Saturday, January 23, 2016

Legacy of Obama's Cuba Policy: Americans taken hostage, become bargaining chips

The cost in American lives and freedom is rising


Taken hostage in Iran and swapped by Obama Administration for Iranian criminals
The day that President Obama announced the administration's new Cuba policy and drive to normalize diplomatic relations the following observation was made on this blog:
First the news that three spies who had spied on military installations and congressmen on American soil, that had plotted terrorist acts in the United States, and were implicated in the February 24, 1996 murder of three American citizens and one American resident were freed in a swap to return to Cuba sends a terrible message. 
This led to the following prediction being made with regards to the Castro regime's behavior in the future:
Regime hardliners have won, thanks to the Obama Administration's actions today. Kidnapping an American and holding him for ransom for five years has paid off.  Moderate elements within the dictatorship, seeking to transition Cuba into a responsible member of the family of nations, will have to continue to remain silent and wait.
Over the past year there was an escalation in violent repression and a ten fold increase in religious repression in Cuba.  Worse yet, we now have learned that the Cuban government had obtained control of a Hellfire missile in 2014 that somehow ended up in Cuba. Despite repeated requests by the Obama Administration the weapon has not been returned as of today.
One day later on December 18, 2014 in another blog post explained how the behavior of the Obama administration would make American lives less secure:
Unfortunately, the consequences for Cuba and the Americas with these moral compromises by the Obama Administration will be "big and dangerous ones" generating new problems and challenges.  Make no mistake the message to enemies of the United States yesterday was crystal clear: Take an American hostage and hang on to him for years until your demands are met and you'll get what you want. It sets a terrible and dangerous precedent.
2015 and 2016 are shaping up to be difficult years for Americans traveling abroad. Consider the following: Kayla Jean Mueller, an aide worker captured in Northern Syria in 2013 was killed while in captivity on February 6, 2015. She had been repeatedly raped by the leader of the Islamic State of Iraq and Syria. She is the fourth American to die in ISIS captivity since August 2014.

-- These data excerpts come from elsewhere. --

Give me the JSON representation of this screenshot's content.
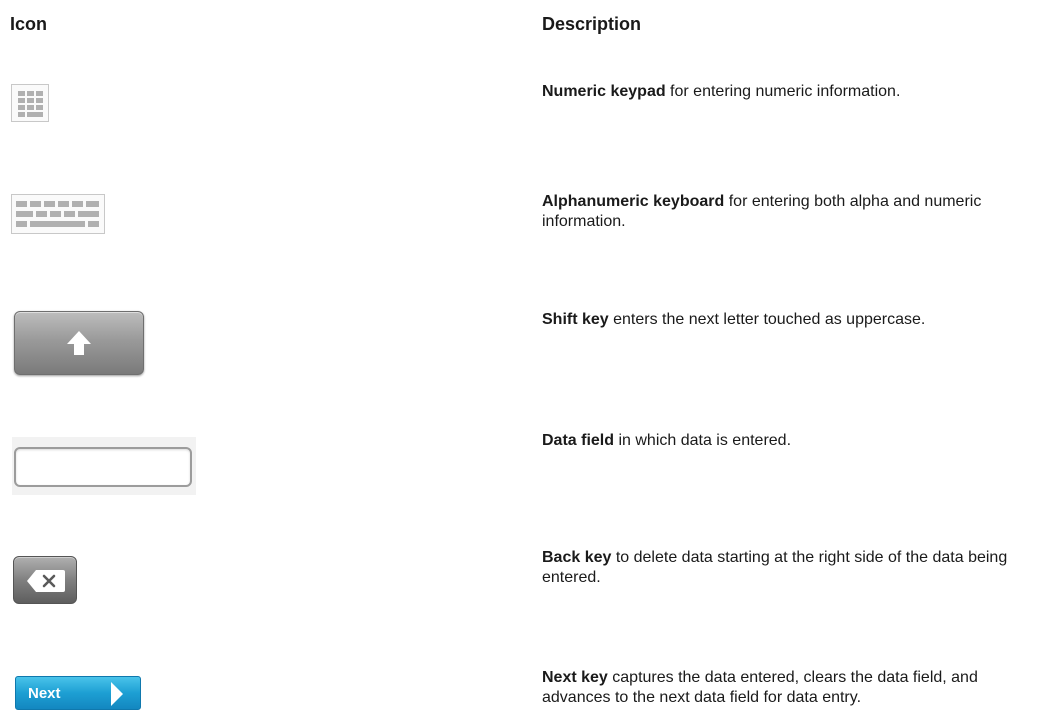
{
  "headers": {
    "icon": "Icon",
    "description": "Description"
  },
  "rows": [
    {
      "icon": "numeric-keypad-icon",
      "term": "Numeric keypad",
      "text": " for entering numeric information."
    },
    {
      "icon": "alphanumeric-keyboard-icon",
      "term": "Alphanumeric keyboard",
      "text": " for entering both alpha and numeric information."
    },
    {
      "icon": "shift-key-icon",
      "term": "Shift key",
      "text": " enters the next letter touched as uppercase."
    },
    {
      "icon": "data-field-icon",
      "term": "Data field",
      "text": " in which data is entered."
    },
    {
      "icon": "back-key-icon",
      "term": "Back key",
      "text": " to delete data starting at the right side of the data being entered."
    },
    {
      "icon": "next-key-icon",
      "term": "Next key",
      "text": " captures the data entered, clears the data field, and advances to the next data field for data entry."
    }
  ],
  "next_key_label": "Next",
  "colors": {
    "next_key_blue": "#1d9fd3",
    "key_gray": "#8a8a8a",
    "keypad_gray": "#b0b0b0"
  }
}
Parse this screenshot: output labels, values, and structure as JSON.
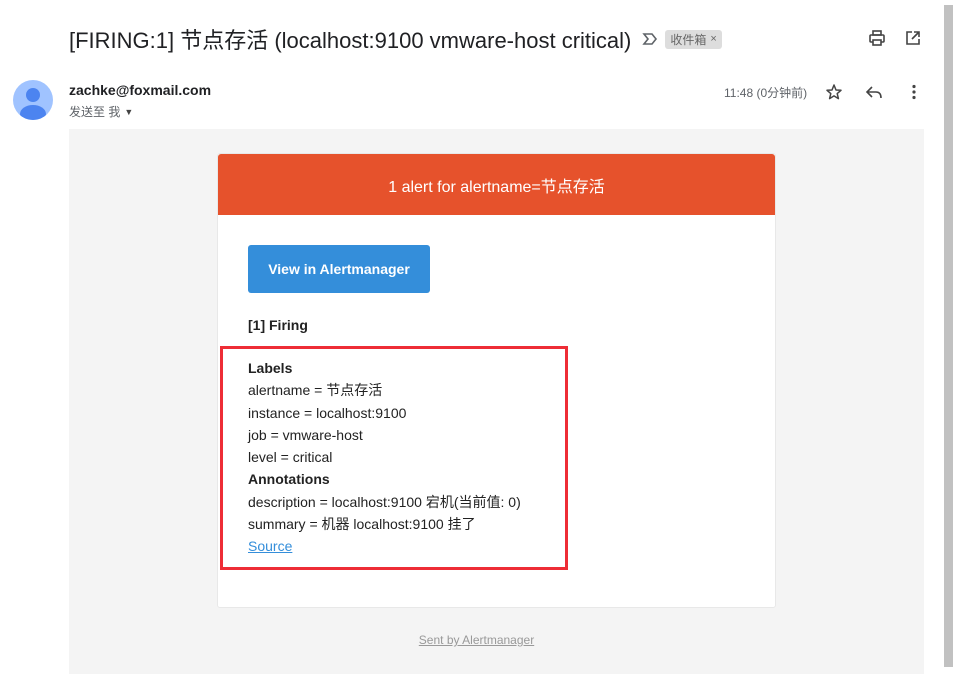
{
  "email": {
    "subject": "[FIRING:1] 节点存活 (localhost:9100 vmware-host critical)",
    "label_chip": "收件箱",
    "label_chip_close": "×",
    "sender": "zachke@foxmail.com",
    "to_me": "发送至 我",
    "time": "11:48 (0分钟前)"
  },
  "icons": {
    "label_importance": "importance-marker-icon",
    "print": "print-icon",
    "open_new_window": "open-in-new-icon",
    "star": "star-icon",
    "reply": "reply-icon",
    "more": "more-vertical-icon"
  },
  "alert": {
    "header": "1 alert for alertname=节点存活",
    "view_button": "View in Alertmanager",
    "firing_label": "[1] Firing",
    "labels_heading": "Labels",
    "labels": [
      "alertname = 节点存活",
      "instance = localhost:9100",
      "job = vmware-host",
      "level = critical"
    ],
    "annotations_heading": "Annotations",
    "annotations": [
      "description = localhost:9100 宕机(当前值: 0)",
      "summary = 机器 localhost:9100 挂了"
    ],
    "source_link": "Source",
    "footer": "Sent by Alertmanager"
  },
  "colors": {
    "header_bg": "#e6522c",
    "button_bg": "#348eda",
    "highlight_border": "#ee2d36",
    "mail_bg": "#f4f4f4"
  }
}
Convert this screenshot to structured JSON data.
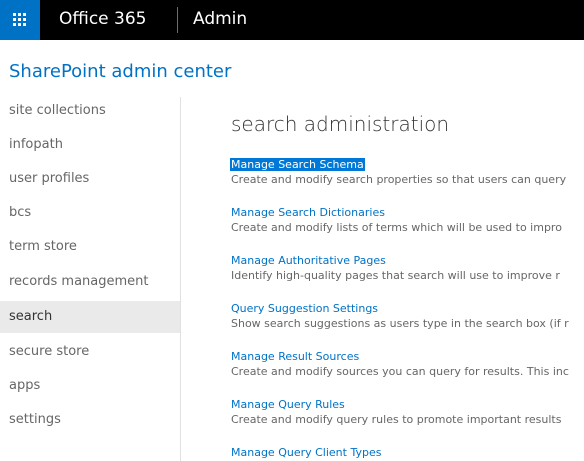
{
  "topbar": {
    "brand": "Office 365",
    "app_name": "Admin",
    "waffle_icon": "app-launcher-icon",
    "colors": {
      "bar": "#000000",
      "waffle_bg": "#0072c6"
    }
  },
  "site_title": "SharePoint admin center",
  "nav": {
    "items": [
      {
        "label": "site collections"
      },
      {
        "label": "infopath"
      },
      {
        "label": "user profiles"
      },
      {
        "label": "bcs"
      },
      {
        "label": "term store"
      },
      {
        "label": "records management"
      },
      {
        "label": "search",
        "selected": true
      },
      {
        "label": "secure store"
      },
      {
        "label": "apps"
      },
      {
        "label": "settings"
      }
    ]
  },
  "main": {
    "title": "search administration",
    "entries": [
      {
        "link": "Manage Search Schema",
        "description": "Create and modify search properties so that users can query",
        "highlighted": true
      },
      {
        "link": "Manage Search Dictionaries",
        "description": "Create and modify lists of terms which will be used to impro"
      },
      {
        "link": "Manage Authoritative Pages",
        "description": "Identify high-quality pages that search will use to improve r"
      },
      {
        "link": "Query Suggestion Settings",
        "description": "Show search suggestions as users type in the search box (if r"
      },
      {
        "link": "Manage Result Sources",
        "description": "Create and modify sources you can query for results. This inc"
      },
      {
        "link": "Manage Query Rules",
        "description": "Create and modify query rules to promote important results"
      },
      {
        "link": "Manage Query Client Types",
        "description": ""
      }
    ]
  },
  "colors": {
    "accent": "#0072c6",
    "selection_highlight": "#0078d7"
  }
}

Kayla Jean Mueller taken hostage by ISIS, raped and killed
 Two American citizens Scott Darden, a 45-year-old working for a New Orleans logistics firm, and Sam Farran, a 54-year-old security consultant from Michigan were taken on March 27, 2015 and held for six months as hostages in Yemen before being released. At the same time as the Obama administration did before with Cuba swapping innocent hostages for convicted criminals he did it again in Iran. Politico reported on January 16, 2016 that:
As part of a prisoner swap with Iran, President Barack Obama granted clemency to seven men of Iranian origin either facing criminal charges in U.S. courts or already serving time in U.S. prison, an American official confirmed Saturday.
The deal led to the release of four Americans being held in Iran: Washington Post journalist Jason Rezaian as well as Amir Hekmati, Saeed Abedini and Nosratollah Khosravi-Roodsari, the official said. In a move that was not part of the prisoner deal, the Iranians have also released a fifth American in their custody, student Matthew Trevithick.
 The message remains clear: If the United States is holding criminals that another power wants then all it has to do is take innocent Americans hostage and exchange them. Meanwhile in Iran, Robert Levinson, a retired FBI agent and contractor for the CIA who was kidnapped while working in Iran in 2007, and after appearing three years later in a video and then a series of photos made by his captors, he hasn’t been heard from since. The Obama administration has remained silent on his plight.With this new approach criminals, terrorists and intelligence officers are exchanged for innocent American hostages. The latest is a young student taken after a five day trip to North Korea:
A University of Virginia student honored as an “intellectual risk-taker” has been arrested in North Korea, its state-run media said Friday, accusing the American of an unspecified “hostile act” against the state. Otto Frederick Warmbier, 21, was detained Jan. 2 at Pyongyang airport as he prepared to leave after a five-day trip over the New Year’s holiday, said Gareth Johnson of Young Pioneer Tours, the agency that organized the trip. This was four days before North Korea conducted its latest nuclear test, and makes Warmbier the third Westerner known to be held in North Korea — a move that is certain to elevate already-high tensions with Washington.
 There is already speculation that North Korea wants to use the student as a bargaining chip. It has worked before in Cuba, Iran and with the hermit kingdom itself. A bad time to be an American traveling abroad. This is the end result of normalizing relations with abnormal regimes.